E-Shop-Tipp Werden Verbrauchern gegenüber Waren nach Gewicht, Volumen, Länge oder Fläche angeboten, muss in unmittelbarer Nähe zum Endpreis auch den sogenannten Grundpreis angeben. Dies hatte der BGH bereits 2009 festgestellt. Bei eBay ist dies leider nicht so einfach möglich. Das LG Hamburg hat die Pflicht zur Grundpreisangabe nun konkretisiert.

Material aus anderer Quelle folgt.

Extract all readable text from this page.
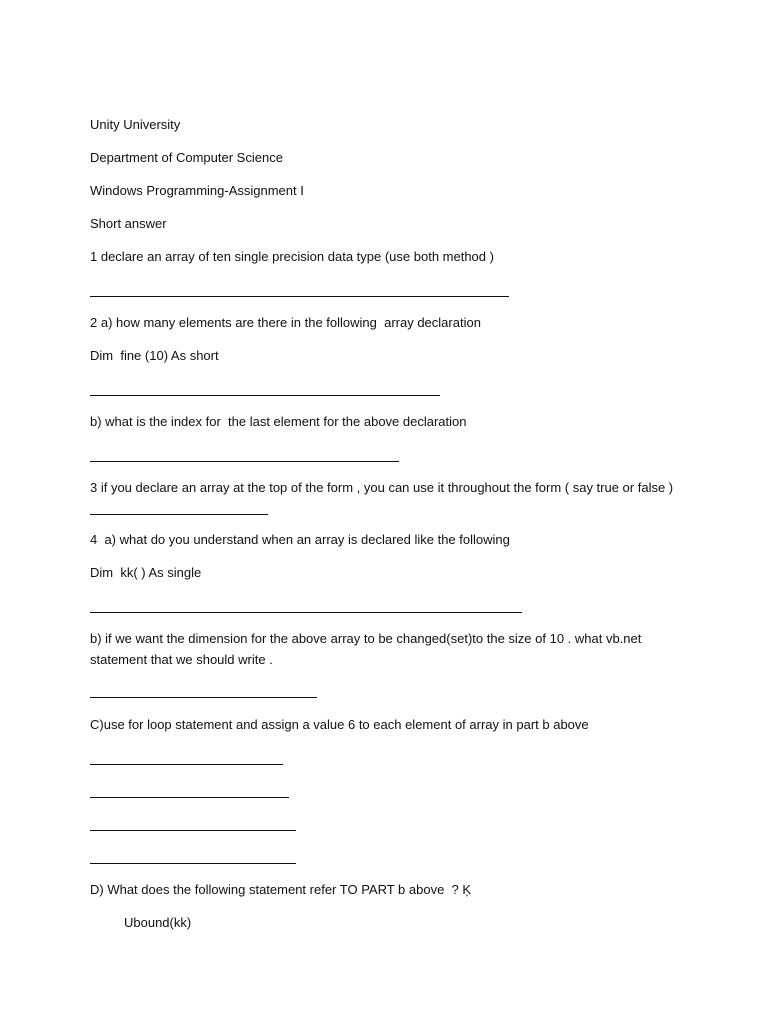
Unity University
Department of Computer Science
Windows Programming-Assignment I
Short answer
1 declare an array of ten single precision data type (use both method )
2 a) how many elements are there in the following  array declaration
Dim  fine (10) As short
b) what is the index for  the last element for the above declaration
3 if you declare an array at the top of the form , you can use it throughout the form ( say true or false )
4  a) what do you understand when an array is declared like the following
Dim  kk( ) As single
b) if we want the dimension for the above array to be changed(set)to the size of 10 . what vb.net statement that we should write .
C)use for loop statement and assign a value 6 to each element of array in part b above
D) What does the following statement refer TO PART b above  ? Ķ
Ubound(kk)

Zwei Schokoladen-Händler stritten sich vor dem LG Hamburg um die korrekte Angabe von Grundpreisen. Ein Teil des Streitpunktes waren die eBay-Angebote der Beklagten. Auf den Artikelseiten fand sich der Grundpreis lediglich in der Artikelbeschreibung, jedoch nicht in unmittelbarer Nähe zum Endpreis neben dem Sofort-Kaufen-Button. Außerdem fehlte der Grundpreis in den Artikelübersichtsseiten vollständig. Das LG Hamburg bejahte in beiden Fällen einen Verstoß gegen die Preisangabenverordnung. Diese stellten gleichzeitig Wettbewerbsverstöße dar.

Händler ist selbst verantwortlich

Das Argument der Beklagten, dass eBay für die Gestaltung der Seite verantwortlich sei und kein extra Feld für die Eingabe eines Grundpreises vorsehe, ließ das Gericht nicht gelten. Sie sei vielmehr selbst für den Wettbewerbsverstoß verantwortlich, da sie sich auch die Handlungen eines anderen zurechnen lassen müsse, dessen sie sich bedient. Ein Ausweg für den Händler, so das Gericht, wäre, sich an eBay zu wenden und die Umgestaltung der Seite zu fordern. Würde dies nicht helfen, sollten Händler die Plattform nicht mehr nutzen, so das Gericht.

Allerdings empfahl das Gericht eine Lösung aus dem Dilemma. Man könne, und das wisse die Kammer aus eigener Erfahrung, den Grundpreis einfach in die Artikelbezeichnung aufnehmen, sodass er immer gut sichtbar ist. Den Hamburger Richtern würde diese Ausgestaltung genügen. Abschließend entschied das Gericht noch, dass beide Verstöße wettbewerbsrechtlich spürbar sind.